The single hottest topic in benefits right now is fiduciary liability, and we here at Winston & Strawn LLP know the plaintiff attorneys are paying attention. Last week, we blasted yet again about the recent Supreme Court case, Fifth Third Bancorp. v. Dudenhoeffer, which rejected the widely accepted presumption of prudence favoring fiduciaries of qualified retirement plans that are designed to invest primarily in employer stock. And this Thursday (August 12), our colleagues, Mike Melbinger and Joe Torres, will be hosting an eLunch to discuss the various issues that every plan sponsor and fiduciary should be considering. We strongly encourage you to sign up for the eLunch. Click here to sign up.

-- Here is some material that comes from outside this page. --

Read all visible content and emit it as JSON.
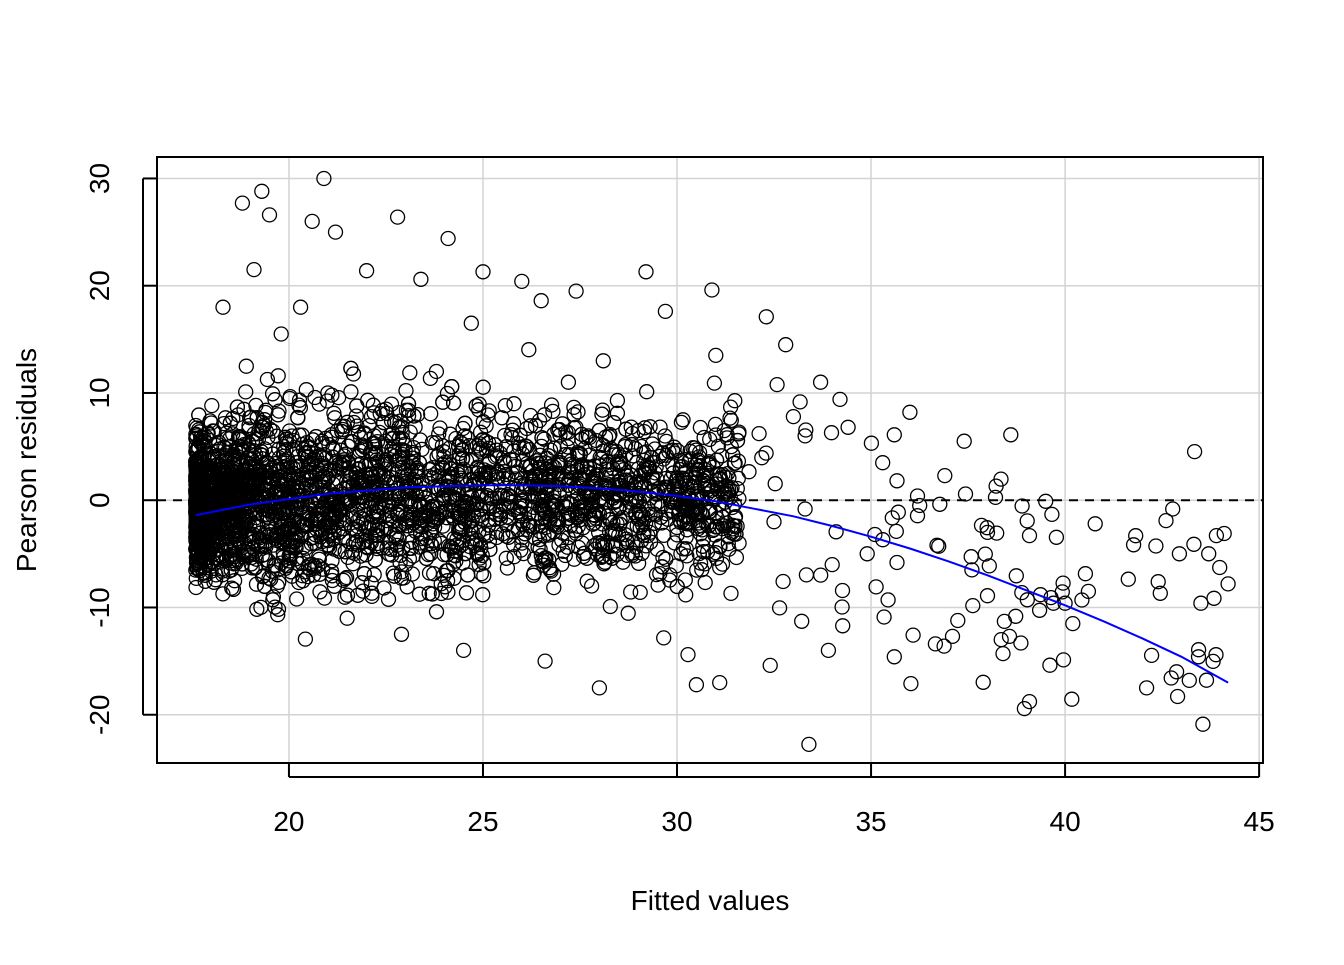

If the Dudenhoeffer case were not news enough, last week the Fourth Circuit in Tatum v. RJR Investment Committee, No. 13-1360 (4th Cir. Aug. 4, 2014) ruled against a plan sponsor in a “reverse stock drop” case (that is, a case in which the plan sponsored is sued for eliminating a company stock fund when the value of the stock is low, thereby depriving participants of enjoying the stock’s recovery in value). The plaintiffs alleged that RJR breached its fiduciary duties by liquidating two company stock funds held by the plan on an arbitrary timeline without conducting a thorough investigation, thereby causing a substantial loss to the plan. The district court had ruled in favor of RJR despite its cursory review of the timing because a reasonable and prudent fiduciary could have made the same decision after performing a proper investigation. The Fourth Circuit reversed and remanded the case back to the District Court “to review the evidence to determine whether RJR met its burden of proving by a preponderance of the evidence that a prudent fiduciary would have made the same decision (Emphasis added.)."

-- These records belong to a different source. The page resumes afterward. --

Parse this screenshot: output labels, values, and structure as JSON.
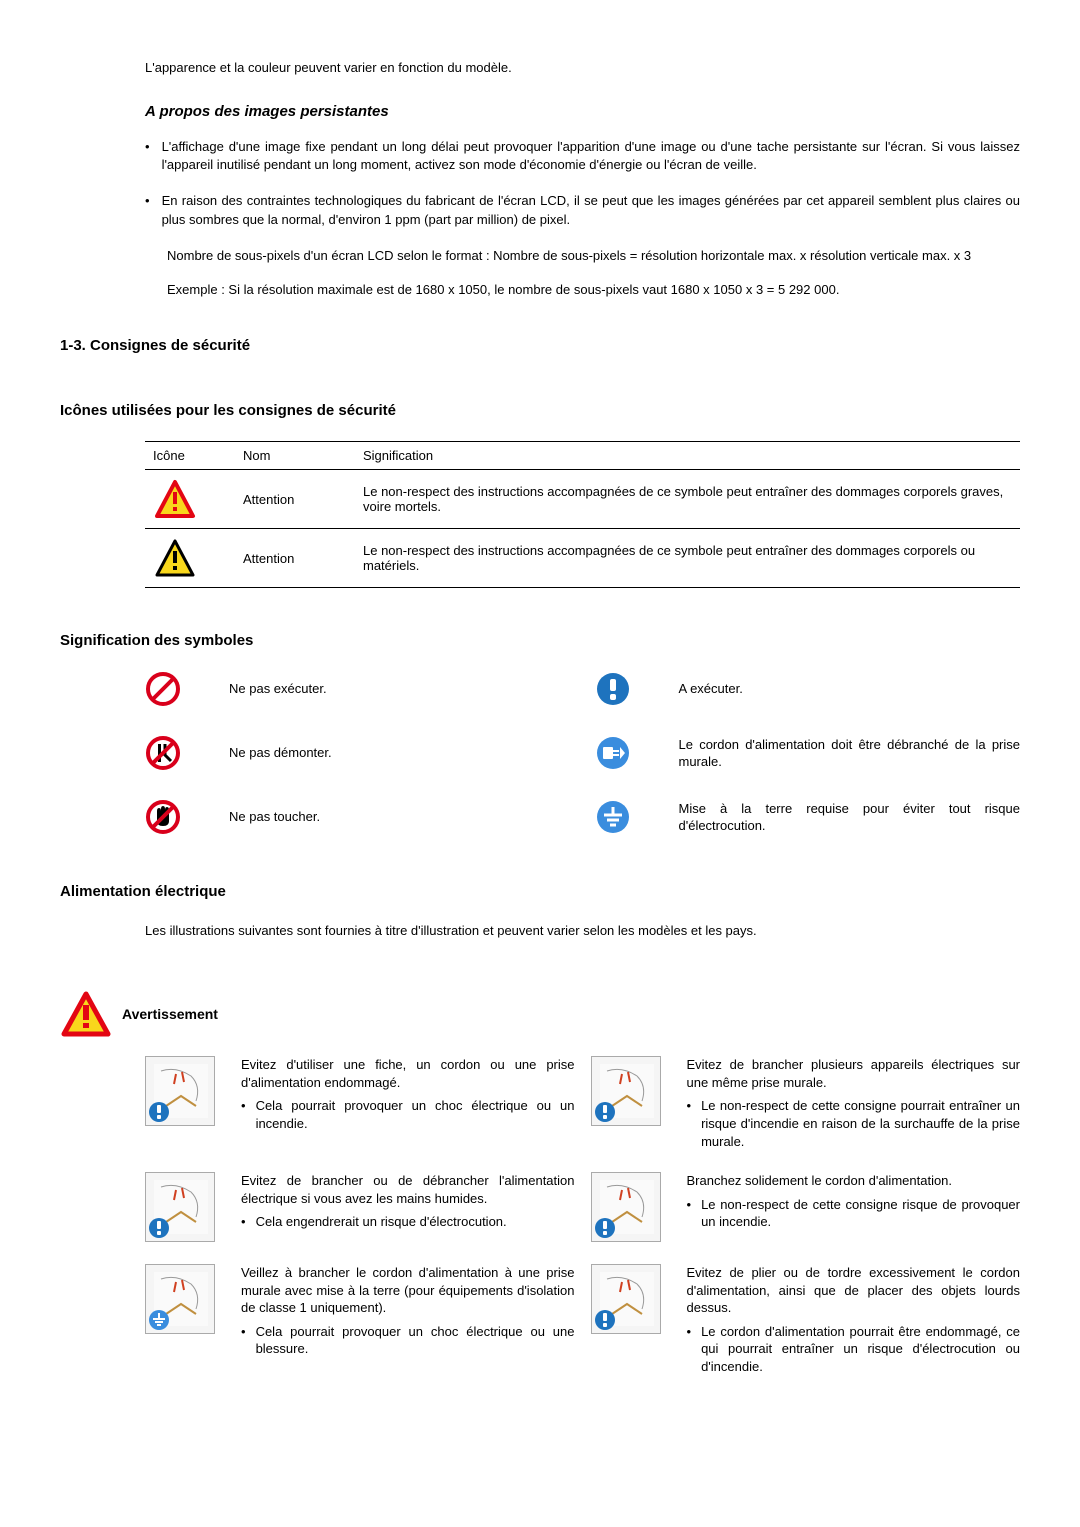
{
  "colors": {
    "text": "#000000",
    "bg": "#ffffff",
    "border": "#000000",
    "warn_red": "#e30613",
    "warn_yellow": "#f9d71c",
    "warn_border": "#e30613",
    "prohibit_red": "#d9001b",
    "must_blue": "#1e73be",
    "ground_blue": "#3a8dde"
  },
  "top_note": "L'apparence et la couleur peuvent varier en fonction du modèle.",
  "persist": {
    "heading": "A propos des images persistantes",
    "bullets": [
      "L'affichage d'une image fixe pendant un long délai peut provoquer l'apparition d'une image ou d'une tache persistante sur l'écran. Si vous laissez l'appareil inutilisé pendant un long moment, activez son mode d'économie d'énergie ou l'écran de veille.",
      "En raison des contraintes technologiques du fabricant de l'écran LCD, il se peut que les images générées par cet appareil semblent plus claires ou plus sombres que la normal, d'environ 1 ppm (part par million) de pixel."
    ],
    "para1": "Nombre de sous-pixels d'un écran LCD selon le format : Nombre de sous-pixels = résolution horizontale max. x résolution verticale max. x 3",
    "para2": "Exemple : Si la résolution maximale est de 1680 x 1050, le nombre de sous-pixels vaut 1680 x 1050 x 3 = 5 292 000."
  },
  "sec13": {
    "title": "1-3. Consignes de sécurité",
    "icons_title": "Icônes utilisées pour les consignes de sécurité",
    "table": {
      "headers": [
        "Icône",
        "Nom",
        "Signification"
      ],
      "rows": [
        {
          "nom": "Attention",
          "sig": "Le non-respect des instructions accompagnées de ce symbole peut entraîner des dommages corporels graves, voire mortels."
        },
        {
          "nom": "Attention",
          "sig": "Le non-respect des instructions accompagnées de ce symbole peut entraîner des dommages corporels ou matériels."
        }
      ]
    }
  },
  "symbols": {
    "title": "Signification des symboles",
    "items": [
      {
        "label": "Ne pas exécuter."
      },
      {
        "label": "A exécuter."
      },
      {
        "label": "Ne pas démonter."
      },
      {
        "label": "Le cordon d'alimentation doit être débranché de la prise murale."
      },
      {
        "label": "Ne pas toucher."
      },
      {
        "label": "Mise à la terre requise pour éviter tout risque d'électrocution."
      }
    ]
  },
  "power": {
    "title": "Alimentation électrique",
    "note": "Les illustrations suivantes sont fournies à titre d'illustration et peuvent varier selon les modèles et les pays.",
    "warning_label": "Avertissement",
    "cards": [
      {
        "lead": "Evitez d'utiliser une fiche, un cordon ou une prise d'alimentation endommagé.",
        "sub": "Cela pourrait provoquer un choc électrique ou un incendie.",
        "overlay": "must"
      },
      {
        "lead": "Evitez de brancher plusieurs appareils électriques sur une même prise murale.",
        "sub": "Le non-respect de cette consigne pourrait entraîner un risque d'incendie en raison de la surchauffe de la prise murale.",
        "overlay": "must"
      },
      {
        "lead": "Evitez de brancher ou de débrancher l'alimentation électrique si vous avez les mains humides.",
        "sub": "Cela engendrerait un risque d'électrocution.",
        "overlay": "must"
      },
      {
        "lead": "Branchez solidement le cordon d'alimentation.",
        "sub": "Le non-respect de cette consigne risque de provoquer un incendie.",
        "overlay": "must"
      },
      {
        "lead": "Veillez à brancher le cordon d'alimentation à une prise murale avec mise à la terre (pour équipements d'isolation de classe 1 uniquement).",
        "sub": "Cela pourrait provoquer un choc électrique ou une blessure.",
        "overlay": "ground"
      },
      {
        "lead": "Evitez de plier ou de tordre excessivement le cordon d'alimentation, ainsi que de placer des objets lourds dessus.",
        "sub": "Le cordon d'alimentation pourrait être endommagé, ce qui pourrait entraîner un risque d'électrocution ou d'incendie.",
        "overlay": "must"
      }
    ]
  }
}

In the majority’s view (and that of the Department of Labor), the could standard “would diminish ERISA's enforcement provision to an empty shell if we permitted a breaching fiduciary to escape liability by showing nothing more than the mere possibility that a prudent fiduciary 'could have' made the same decision. As the Secretary of Labor notes, this approach would 'create too low a bar, allowing breaching fiduciaries to avoid financial liability based on even remote possibilities.'" But in a strongly worded dissent, Fourth Circuit Judge Wilkinson argued that the would standard, instead of safeguarding ERISA participants, will only contribute to a climate of second-guessing that will drive up plan administration and insurance costs.